Hard Lessons


To paraphrase a Bruce Springsteen song, life has been giving me some hard lessons lately, about pain, loss, disability and hope. Years of chronic pain, my mother's death, my hearing impairment and other serious medical problems have sorely tested me. When I finally found a doctor who took my pain seriously, he asked me why I had checked "suicidal thoughts" on my new patient questionnaire. I told him, "I have 30 years ahead of me if I live as long as my mother did. I refuse to live in pain for another 30 years."
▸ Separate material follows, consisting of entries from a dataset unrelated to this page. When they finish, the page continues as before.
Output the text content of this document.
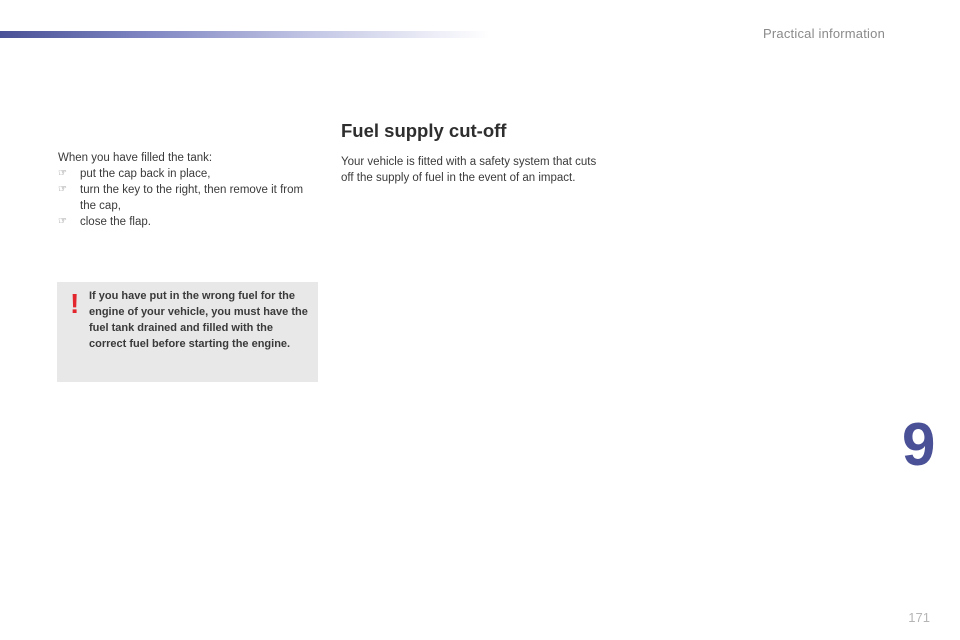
Practical information

When you have filled the tank:

☞ put the cap back in place,
☞ turn the key to the right, then remove it from the cap,
☞ close the flap.
! If you have put in the wrong fuel for the engine of your vehicle, you must have the fuel tank drained and filled with the correct fuel before starting the engine.
Fuel supply cut-off

Your vehicle is fitted with a safety system that cuts off the supply of fuel in the event of an impact.

9
171
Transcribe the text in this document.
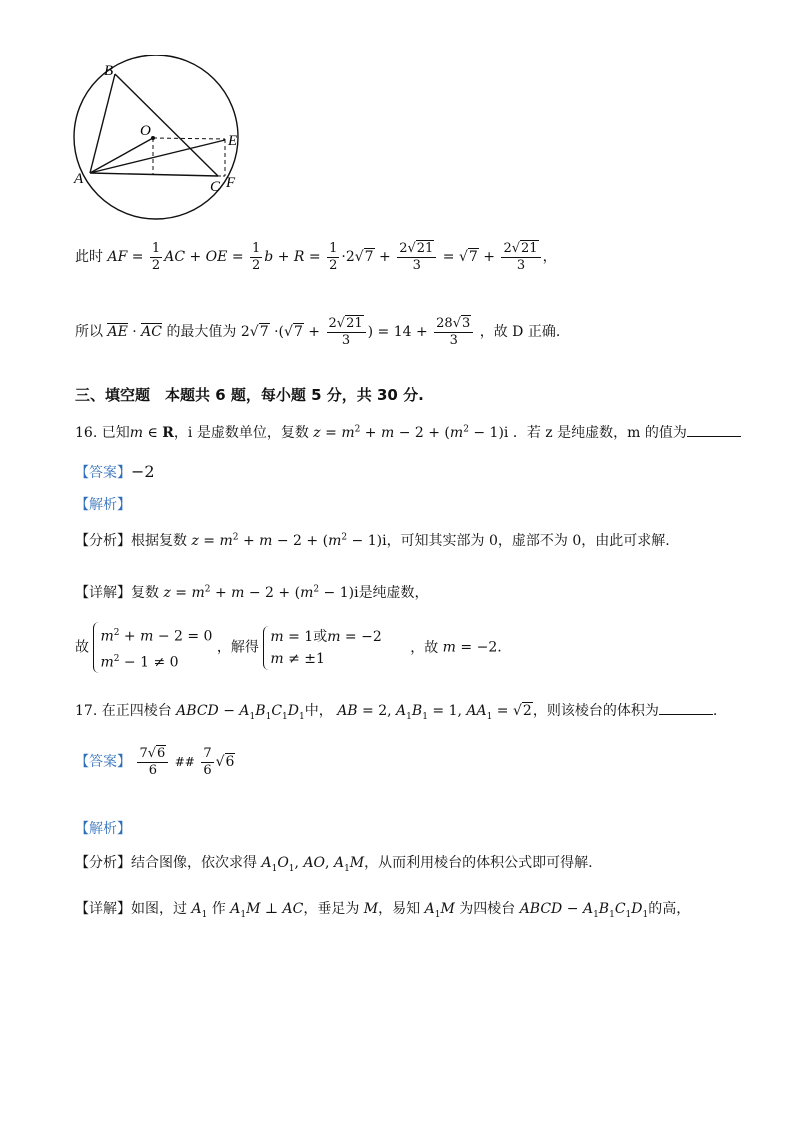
B
O
E
A	C F
此时 AF = $\frac{1}{2}$ AC + OE = $\frac{1}{2}$ $b + R = \frac{1}{2} \cdot 2√7 + \frac{2√21}{3} = √7 + \frac{2√21}{3}$ ，
所以 AE · AC 的最大值为 $2√7 \cdot(√7 + \frac{2√21}{3}$ ) = $14 + \frac{28√3}{3}$ ，故 D 正确.
三、填空题　本题共 6 题，每小题 5 分，共 30 分.
16. 已知m ∈ R，i 是虚数单位，复数 $z = m^2 + m - 2 + (m^2 - 1)i$ ．若 z 是纯虚数，m 的值为
【答案】−2
【解析】
【分析】根据复数 $z = m^2 + m - 2 + (m^2 - 1)i$，可知其实部为 0，虚部不为 0，由此可求解.
【详解】复数 $z = m^2 + m - 2 + (m^2 - 1)i$是纯虚数，
故 $m^2 + m - 2 = 0$
$m^2 - 1 \ne 0$ ，解得 m = 1或m = −2
m ≠ ±1 ，故 m = −2.
17. 在正四棱台 ABCD − $A_1B_1C_1D_1$中， AB = 2, $A_1B_1 = 1$, $AA_1 = √2$，则该棱台的体积为	.
【答案】 $\frac{7√6}{6}$ ## $\frac{7}{6} √6$
【解析】
【分析】结合图像，依次求得 $A_1O_1$, AO, $A_1M$，从而利用棱台的体积公式即可得解.
【详解】如图，过 $A_1$ 作 $A_1M$ ⊥ AC，垂足为 M，易知 $A_1M$ 为四棱台 ABCD − $A_1B_1C_1D_1$的高，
In all that I've learned and written since then, the most surprising discovery has been my ability to remain optimistic about my life and my future. If you hear despair, anger, frustration and fear in what I post here, please don't turn away. All is not dark, and eventually a glimmer of hope will light the path ahead.

Saturday, March 23, 2013

LOSS & INCONTINENCE

At the moment, we have 11 dogs and 3 cats. Nine of those dogs spend time inside the house; the others (who are just too big) are outside dogs. The oldest of them is our French bulldog, Georgie. He is 13 years old and aging fast. He often seems lost and confused (and no wonder, with so many other dogs coming and going). He is incontinent most of the time. He knows he needs to go outside to pee, but the urine leaks out as he hurries to the door. Lately he has lost control of his bowels. The whole incontinence thing is hard to deal with. I suppose we could put doggy diapers on him (assuming he would cooperate and that the other dogs would leave the diapers alone). It may yet come to that.

One of the hardest things for me is that Georgie's incontinence reminds me of Mom's. Like all the women on her side of the family, she had always had an irritable, small-capacity bladder. It wasn't altogether surprising when total urinary incontinence came upon her. The harder part, though, was bowel incontinence.

Mom had been this strong, capable person all my life. Hard-working, controlling, no-nonsense. One day when she and I were "visiting" (her listening to me talk about the dogs; me listening to her talk about the Dutch girl in an old painting on her wall, a girl with whom Mom said she had walked the beach somewhere), she suddenly said, "I think I just shit myself."

The surprised expression on Georgie's face when his bowels let go reminds me of the expression on Mom's face when she made that announcement. I can't say that Mom's loss of control of her bowels was any easier or harder on me than her loss of control of her mind. It's still inconceivable that such a super-competent person should become so lost, helpless and demented. And I wonder if the same fate awaits me.